Every generation views the generations that preceded it as dry bones. But those bones comprise a skeleton that holds this generation up. In Hebrew, the difference between the word for bones – atzamot – and independence – atzmaut – is only one letter. Could we ever have risen from the ashes had we not held within us the dry bones that Ezekiel saw in his vision? The generation of the national revival could not have resurrected without standing on the shoulders of its forefathers and foremothers in all the previous generations. Herzl would not have been able to mobilize a single Jew were it not for the oath of the generations that had been imprinted into our blood year after year – we shall not forget thee O Jerusalem, lest we become lost in time like many great civilizations that existed but exist no more.

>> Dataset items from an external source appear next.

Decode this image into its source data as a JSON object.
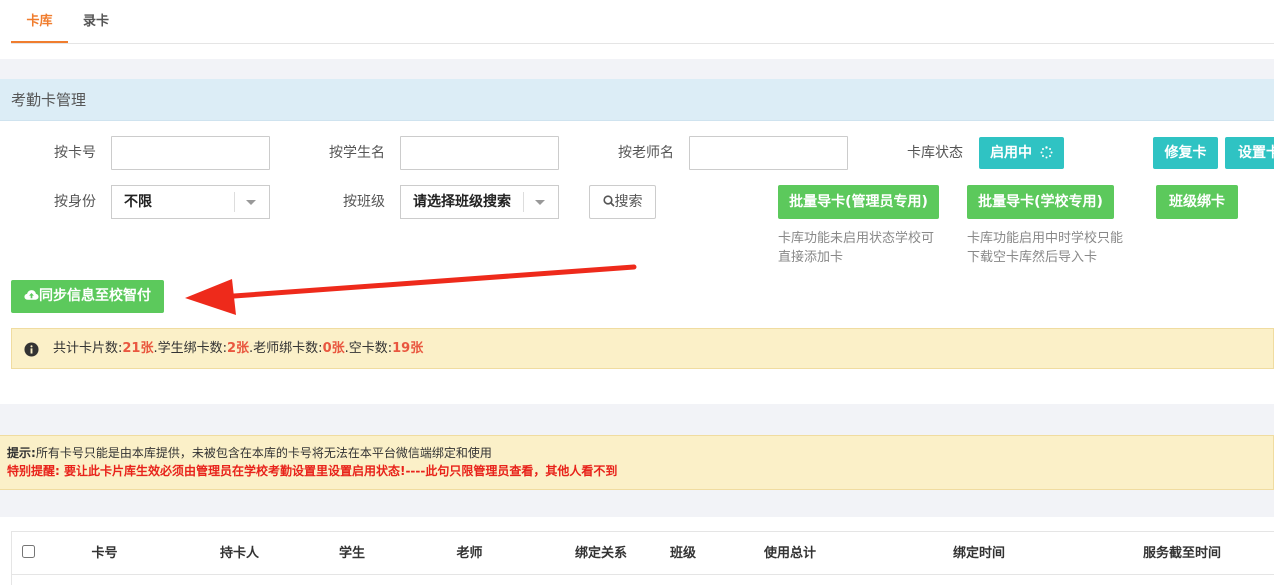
{
  "tabs": [
    {
      "label": "卡库",
      "active": true
    },
    {
      "label": "录卡",
      "active": false
    }
  ],
  "panel": {
    "title": "考勤卡管理"
  },
  "filters": {
    "card_no_label": "按卡号",
    "student_label": "按学生名",
    "teacher_label": "按老师名",
    "status_label": "卡库状态",
    "status_button": "启用中",
    "repair_button": "修复卡",
    "settings_button": "设置卡",
    "identity_label": "按身份",
    "identity_value": "不限",
    "class_label": "按班级",
    "class_value": "请选择班级搜索",
    "search_button": "搜索"
  },
  "actions": {
    "import_admin": "批量导卡(管理员专用)",
    "import_school": "批量导卡(学校专用)",
    "class_bind": "班级绑卡",
    "note_admin_1": "卡库功能未启用状态学校可",
    "note_admin_2": "直接添加卡",
    "note_school_1": "卡库功能启用中时学校只能",
    "note_school_2": "下载空卡库然后导入卡",
    "sync_button": "同步信息至校智付"
  },
  "stats": {
    "total_label": "共计卡片数:",
    "total": "21张",
    "student_label": ".学生绑卡数:",
    "student": "2张",
    "teacher_label": ".老师绑卡数:",
    "teacher": "0张",
    "empty_label": ".空卡数:",
    "empty": "19张"
  },
  "notice": {
    "tip_label": "提示:",
    "tip_text": "所有卡号只能是由本库提供，未被包含在本库的卡号将无法在本平台微信端绑定和使用",
    "warning": "特别提醒: 要让此卡片库生效必须由管理员在学校考勤设置里设置启用状态!----此句只限管理员查看，其他人看不到"
  },
  "table": {
    "headers": [
      "卡号",
      "持卡人",
      "学生",
      "老师",
      "绑定关系",
      "班级",
      "使用总计",
      "绑定时间",
      "服务截至时间"
    ]
  },
  "colors": {
    "accent_orange": "#f07d2e",
    "teal": "#2fc3c3",
    "green": "#5cc95c",
    "red_stat": "#e9573f",
    "warning_red": "#e8231b",
    "panel_head": "#dcedf6",
    "alert_bg": "#fbf0c8"
  },
  "icons": {
    "search": "search-icon",
    "spinner": "spinner-icon",
    "cloud_upload": "cloud-upload-icon",
    "info": "info-icon",
    "arrow_annotation": "red-arrow-annotation"
  }
}
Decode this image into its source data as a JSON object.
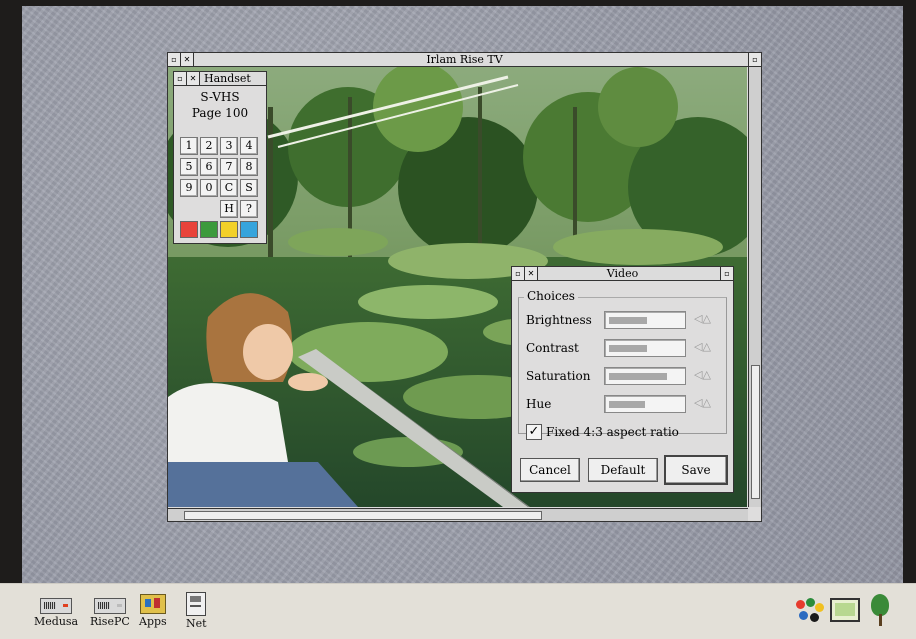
{
  "tv_window": {
    "title": "Irlam Rise TV"
  },
  "handset": {
    "title": "Handset",
    "source": "S-VHS",
    "page": "Page 100",
    "keys": [
      "1",
      "2",
      "3",
      "4",
      "5",
      "6",
      "7",
      "8",
      "9",
      "0",
      "C",
      "S",
      "H",
      "?"
    ],
    "colour_keys": [
      "#e8433a",
      "#3c9a3c",
      "#f2d028",
      "#36a4dc"
    ]
  },
  "video": {
    "title": "Video",
    "group_label": "Choices",
    "controls": [
      {
        "label": "Brightness",
        "level": 0.55
      },
      {
        "label": "Contrast",
        "level": 0.55
      },
      {
        "label": "Saturation",
        "level": 0.8
      },
      {
        "label": "Hue",
        "level": 0.5
      }
    ],
    "aspect_checkbox": {
      "label": "Fixed 4:3 aspect ratio",
      "checked": true,
      "mark": "✓"
    },
    "buttons": {
      "cancel": "Cancel",
      "default": "Default",
      "save": "Save"
    }
  },
  "iconbar": {
    "left_items": [
      {
        "label": "Medusa",
        "icon": "harddisc-icon"
      },
      {
        "label": "RisePC",
        "icon": "harddisc-icon"
      },
      {
        "label": "Apps",
        "icon": "apps-icon"
      },
      {
        "label": "Net",
        "icon": "network-icon"
      }
    ],
    "right_icons": [
      "palette-icon",
      "display-icon",
      "tv-app-icon"
    ]
  }
}
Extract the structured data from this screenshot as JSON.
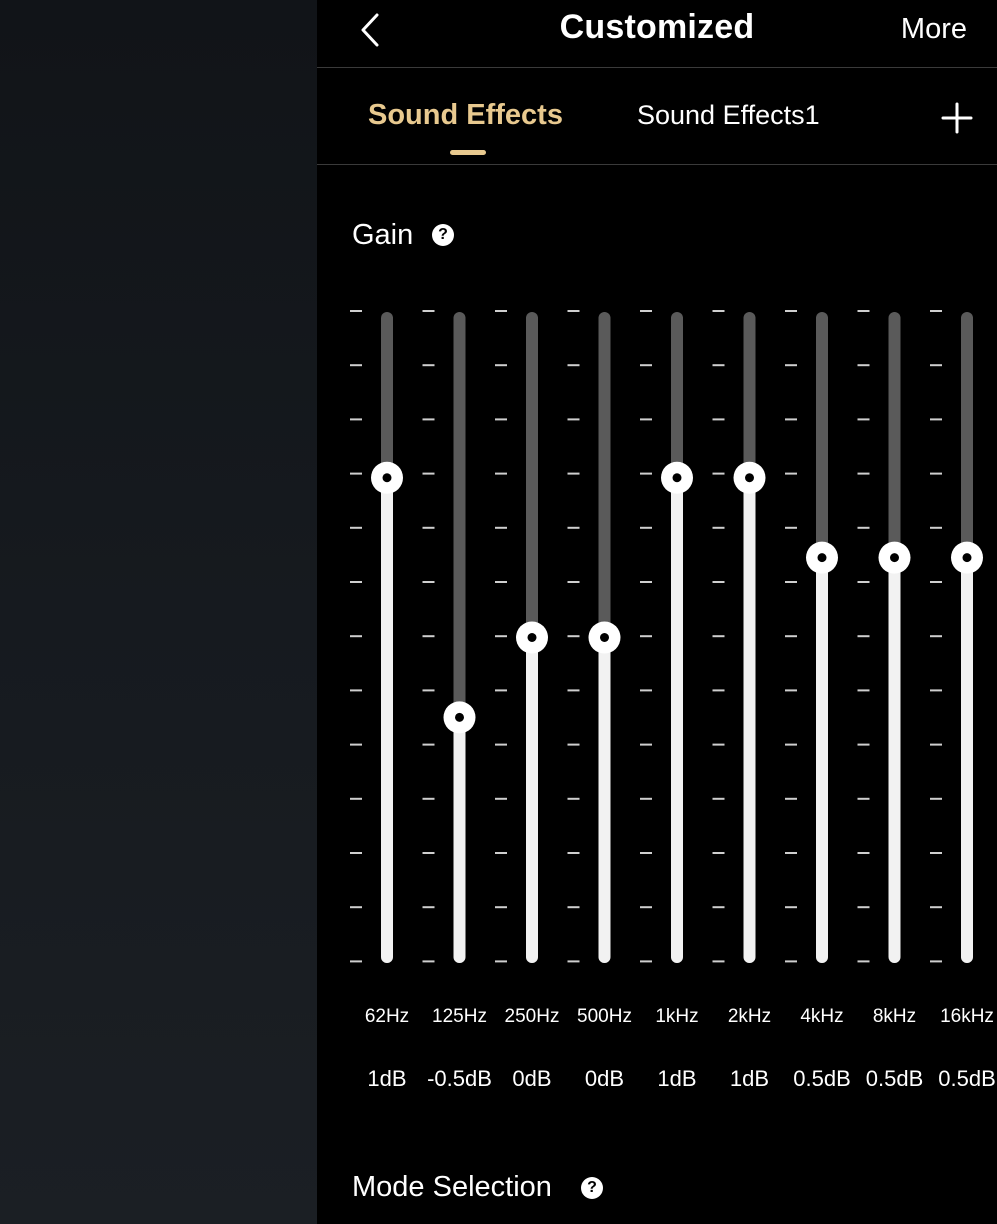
{
  "header": {
    "title": "Customized",
    "more_label": "More",
    "back_icon": "chevron-left-icon"
  },
  "tabs": [
    {
      "label": "Sound Effects",
      "active": true
    },
    {
      "label": "Sound Effects1",
      "active": false
    }
  ],
  "add_tab_icon": "plus-icon",
  "colors": {
    "accent": "#e8c98f",
    "track": "#5a5a5a",
    "fill": "#f2f2f2",
    "background": "#000000"
  },
  "gain": {
    "label": "Gain",
    "help_icon": "question-circle-icon",
    "range_db": [
      -2,
      2
    ],
    "bands": [
      {
        "freq": "62Hz",
        "value": 1,
        "value_label": "1dB"
      },
      {
        "freq": "125Hz",
        "value": -0.5,
        "value_label": "-0.5dB"
      },
      {
        "freq": "250Hz",
        "value": 0,
        "value_label": "0dB"
      },
      {
        "freq": "500Hz",
        "value": 0,
        "value_label": "0dB"
      },
      {
        "freq": "1kHz",
        "value": 1,
        "value_label": "1dB"
      },
      {
        "freq": "2kHz",
        "value": 1,
        "value_label": "1dB"
      },
      {
        "freq": "4kHz",
        "value": 0.5,
        "value_label": "0.5dB"
      },
      {
        "freq": "8kHz",
        "value": 0.5,
        "value_label": "0.5dB"
      },
      {
        "freq": "16kHz",
        "value": 0.5,
        "value_label": "0.5dB"
      }
    ]
  },
  "mode_selection": {
    "label": "Mode Selection",
    "help_icon": "question-circle-icon"
  }
}
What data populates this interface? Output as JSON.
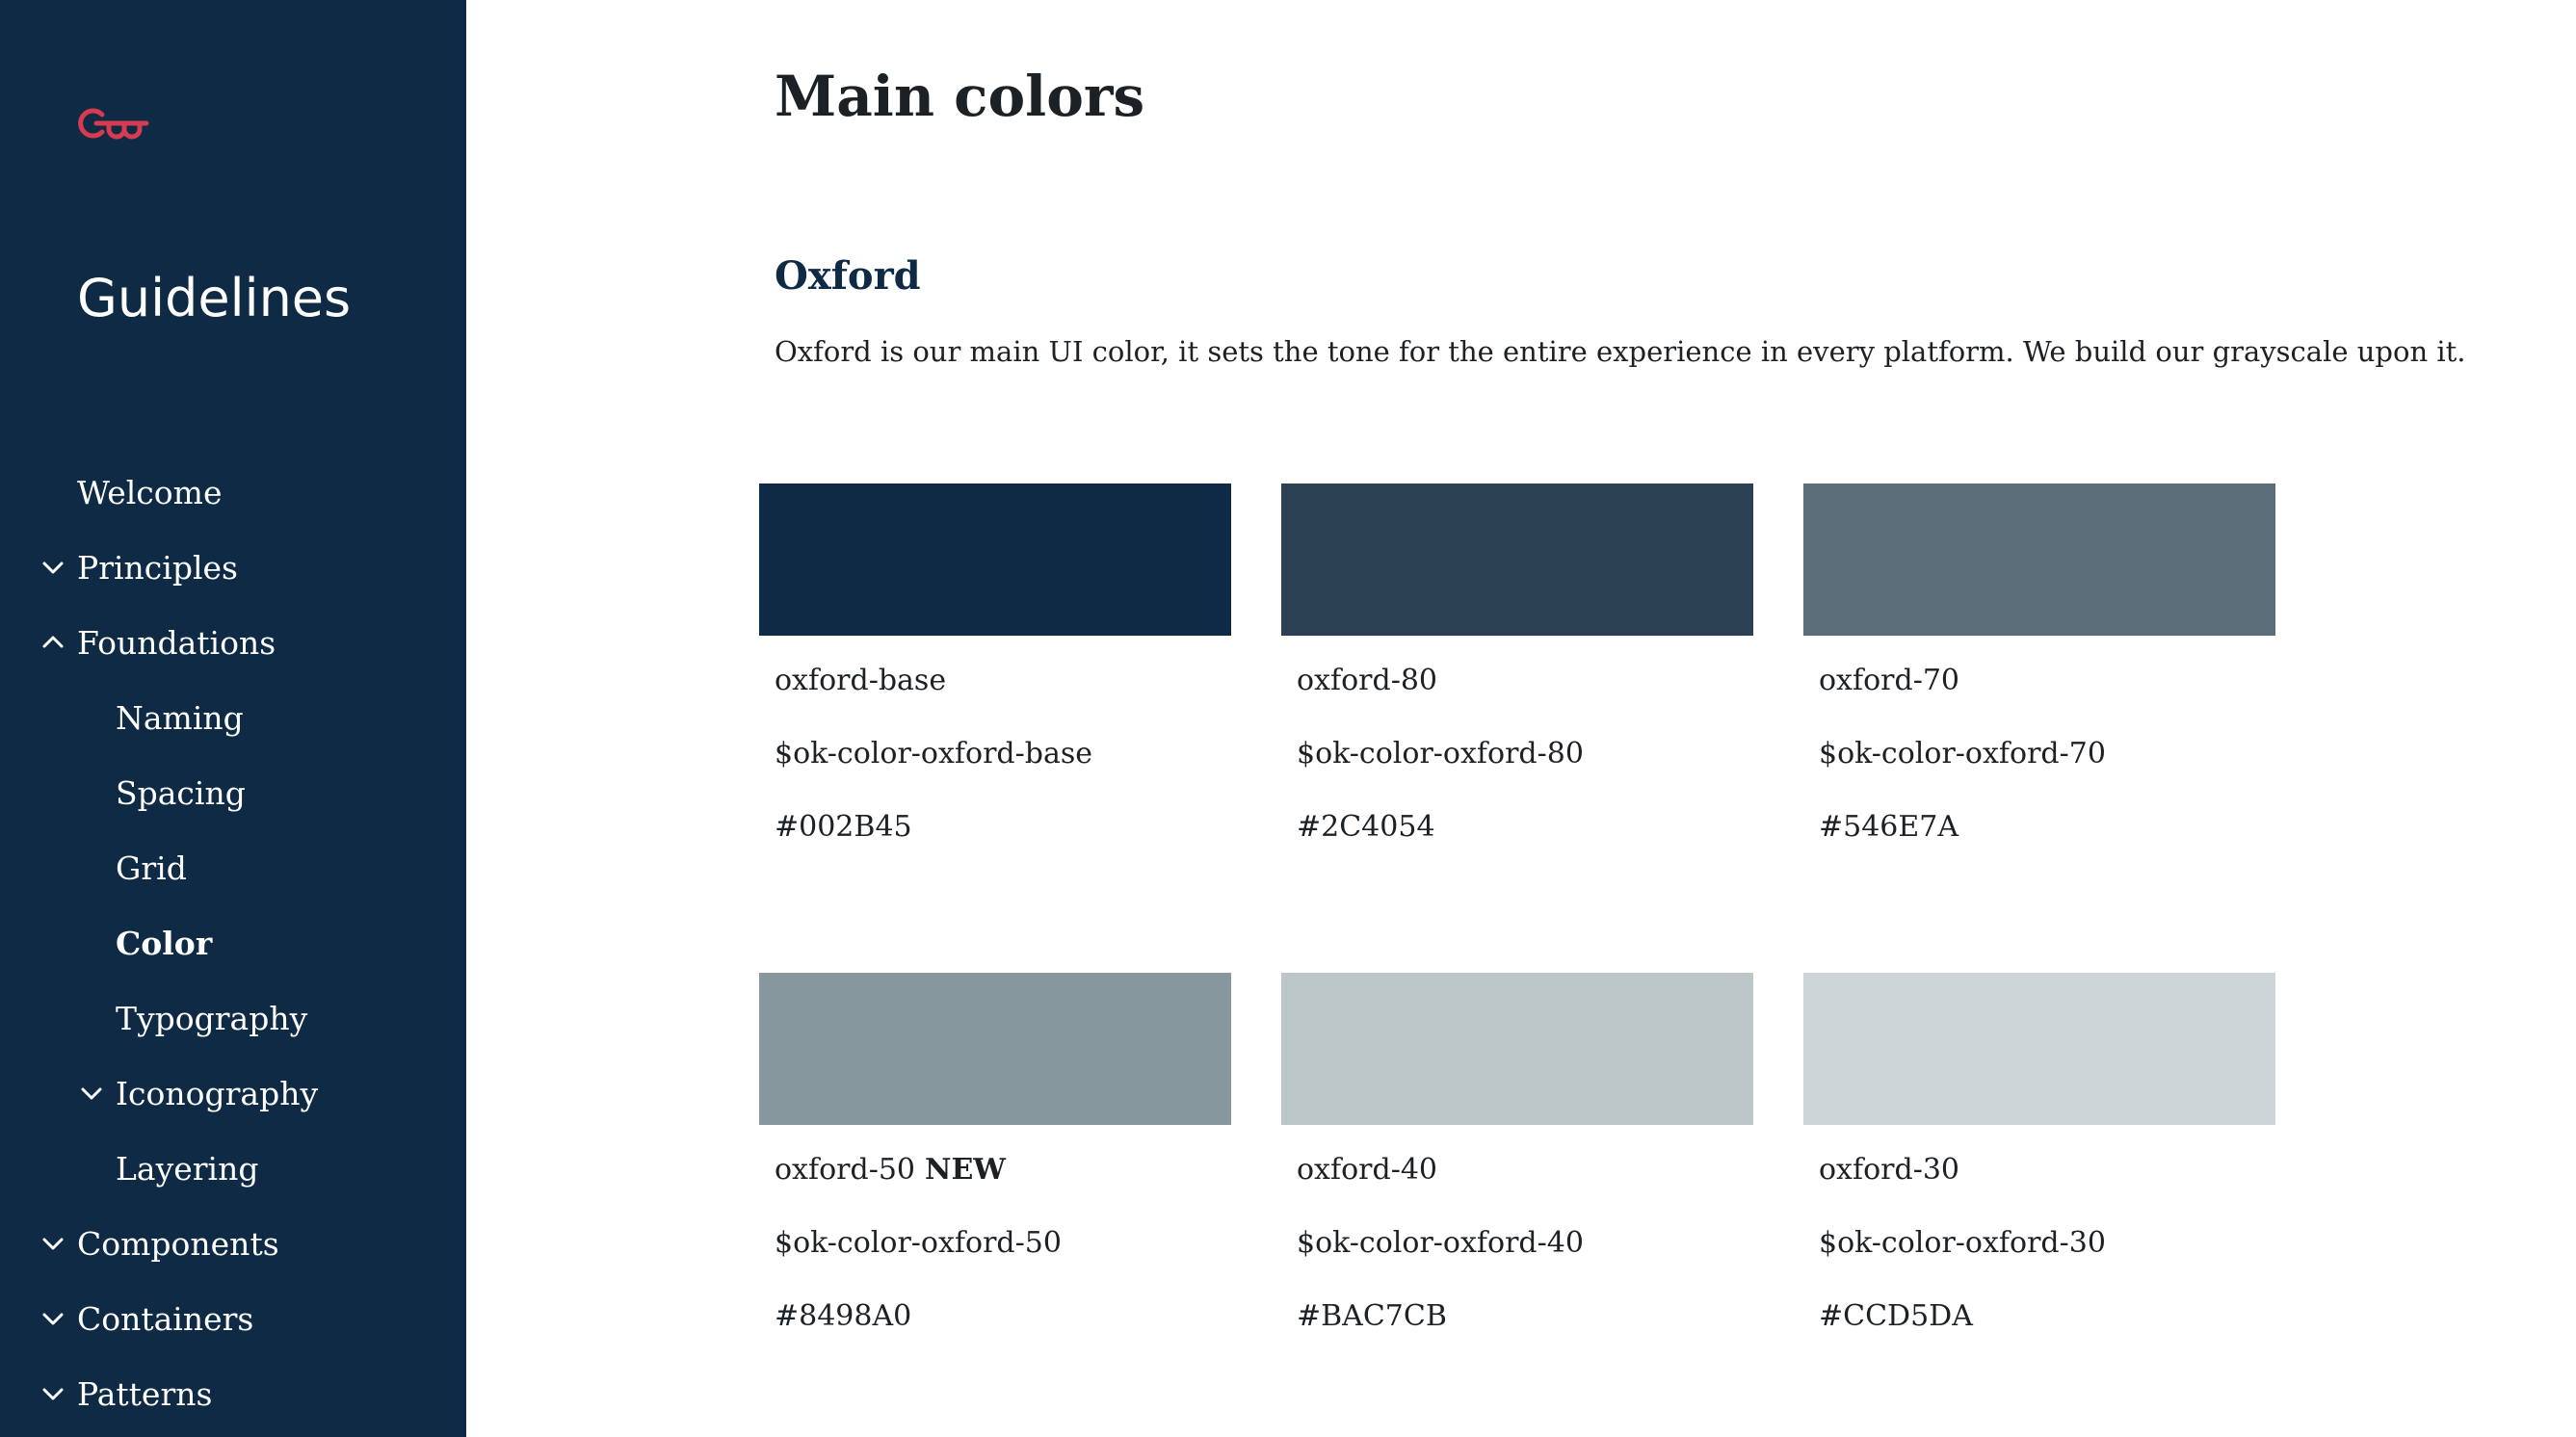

There is no Israel without Judaism. Sure, a person can proclaim to be an Israeli and not a Jew, but that is a choice made by individuals. The age-old phrase "knesset of Israel" that is attributed the Jewish people can be interpreted as an ingathering of the souls of all the Jews from all the generations. The nation, as a collective, holds an ingathering of all the generations. It cannot erase the active connection – an existential connection – with everything that has been created by it in is thousands of years.
Just take the most trivial, simplest example, that we still consider a miracle – the Hebrew language. Even the most far-flung Jew, living in the most distant spot on the earth, uses the ancient language, the sacred language, the language of the Bible and the prophets. It is the language of the Midrash and the Talmud, and the language of of the Kabbalah and the Middle Ages all the way to the present day. "A generation that inherited the most fruitful of all our sacred traditions – our language – cannot, even if it wants to very badly, live without tradition," concluded Kabbalah scholar Gershom Scholem in 1926. So as aforementioned, the word "generation" houses tradition within it very prominently.
Everyone wants to be individualistic. Everyone wants to be one of a kind. But our success would be much more profound if we operate from an awareness of existing on the generational continuum of our people. A drop of water does not have the power that a drop of water in an ocean can possess. The latter is still unique, but its strength and vitality are infinitely amplified.